Combi aircraft make the most sense for Air Inuit, which doesn’t have the population base to operate a full cargo or full passenger aircraft. Eric Dumigan Photo
ABORIGINAL AIRLINE PARTNERSHIPS
Warren and Carolyn Wright founded North-Wright Airways in the mid-1980s. From its headquarters in Norman Well, NT, the airline serves communities from Yellowknife to Inuvik and communities along the Mackenzie River
with its fleet of 23 aircraft. A majority stake in the company is held by the Deline Land Corp., the Yamoga Land Corp., and Norman Wells Claimant Corp.
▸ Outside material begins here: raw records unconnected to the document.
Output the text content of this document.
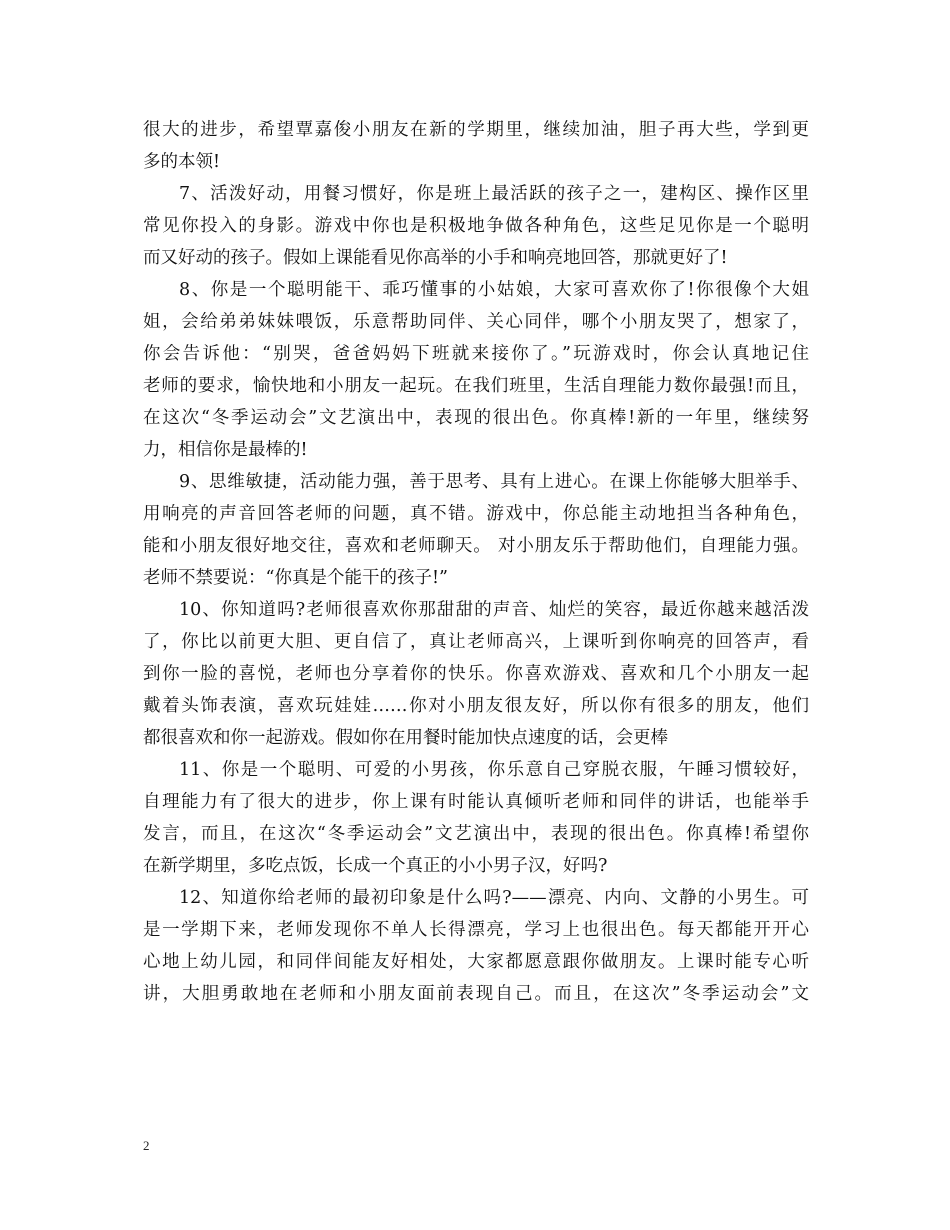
很大的进步，希望覃嘉俊小朋友在新的学期里，继续加油，胆子再大些，学到更
多的本领!
7、活泼好动，用餐习惯好，你是班上最活跃的孩子之一，建构区、操作区里
常见你投入的身影。游戏中你也是积极地争做各种角色，这些足见你是一个聪明
而又好动的孩子。假如上课能看见你高举的小手和响亮地回答，那就更好了!
8、你是一个聪明能干、乖巧懂事的小姑娘，大家可喜欢你了!你很像个大姐
姐，会给弟弟妹妹喂饭，乐意帮助同伴、关心同伴，哪个小朋友哭了，想家了，
你会告诉他：“别哭，爸爸妈妈下班就来接你了。”玩游戏时，你会认真地记住
老师的要求，愉快地和小朋友一起玩。在我们班里，生活自理能力数你最强!而且，
在这次“冬季运动会”文艺演出中，表现的很出色。你真棒!新的一年里，继续努
力，相信你是最棒的!
9、思维敏捷，活动能力强，善于思考、具有上进心。在课上你能够大胆举手、
用响亮的声音回答老师的问题，真不错。游戏中，你总能主动地担当各种角色，
能和小朋友很好地交往，喜欢和老师聊天。 对小朋友乐于帮助他们，自理能力强。
老师不禁要说：“你真是个能干的孩子!”
10、你知道吗?老师很喜欢你那甜甜的声音、灿烂的笑容，最近你越来越活泼
了，你比以前更大胆、更自信了，真让老师高兴，上课听到你响亮的回答声，看
到你一脸的喜悦，老师也分享着你的快乐。你喜欢游戏、喜欢和几个小朋友一起
戴着头饰表演，喜欢玩娃娃……你对小朋友很友好，所以你有很多的朋友，他们
都很喜欢和你一起游戏。假如你在用餐时能加快点速度的话，会更棒
11、你是一个聪明、可爱的小男孩，你乐意自己穿脱衣服，午睡习惯较好，
自理能力有了很大的进步，你上课有时能认真倾听老师和同伴的讲话，也能举手
发言，而且，在这次“冬季运动会”文艺演出中，表现的很出色。你真棒!希望你
在新学期里，多吃点饭，长成一个真正的小小男子汉，好吗?
12、知道你给老师的最初印象是什么吗?——漂亮、内向、文静的小男生。可
是一学期下来，老师发现你不单人长得漂亮，学习上也很出色。每天都能开开心
心地上幼儿园，和同伴间能友好相处，大家都愿意跟你做朋友。上课时能专心听
讲，大胆勇敢地在老师和小朋友面前表现自己。而且，在这次”冬季运动会”文
2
Founded as a corporate charter company in 1982, West Wind Aviation is 80 per cent First Nations owned. It offered scheduled passenger service between Regina and Saskatoon in the fall of 2004, operating as Express Air and flying two Jetstream 31s between its Shell Aerocentre FBOs in the two cities. West Wind extended its scheduled passenger service to Northern Saskatchewan in February 2006 with the launch of Pronto Airways, an airline in which it has a major ownership interest and to which it provides aircraft, pilots and maintenance. Pronto’s Beech 1900C initially linked Saskatoon, Prince Albert, Points North, Wollaston Lake, Stony Rapids, Uranium City and Fond du Lac, and in 2008 was extended north to the Nunavut communities of Rankin Inlet and Baker Lake. In 2010, 25 per cent of Pronto Airways was acquired by the Black Lake Denesuline First Nation, which is served by Stony Rapids Airport. Saskatchewan is the world’s second-largest uranium producer, and West Wind Aviation’s four ATR 42s are dedicated to transporting crews to mines operated by companies such as AREVA and Cameco.
Serving the Labrador coast, Innu Mikun Airlines is operated by partners Provincial Airways and the Innu Development Limited Partnership. Also in Labrador, it was announced in 2012 that the Nunatsiavut government (through Nunatsiavut Group of Companies) had purchased a 51 per cent share in Air Labrador, and the group (with other partners) also bought Universal Helicopters of Goose Bay, NL, in late 2013.
Discovery Air’s Great Slave Helicopters (GSH) and Air Tindi have the most extensive network of regional aboriginal partnerships, with new partnerships formed recently in B.C., along proposed gas and oil pipeline right-of-ways. GSH has a corporate mission to “contribute to the economic development of aboriginal people” and it provides aboriginal employment opportunities with internships and mentoring programs. The company employs a full-time aboriginal relationships administrator to oversee the multi-faceted agreements and the success of the partnerships has led to multiple aboriginal-owned aircraft in its fleet, including Airbus Helicopters AS350 B2s and BK-117s and a de Havilland Dash 7 flying with Air Tindi.
Partnerships such as these are not uncommon in today’s aviation landscape. The Canadian North is vast and sparsely settled, and isolation is the common denominator for its communities. Realizing that without a dependable and affordable air link many settlements would cease to exist, the country’s aboriginal groups have moved decisively to establish themselves in the airline market. Despite infrastructure challenges and escalating costs, they continue to link communities to the necessities of life, and their advent forever changed the Canadian airline landscape.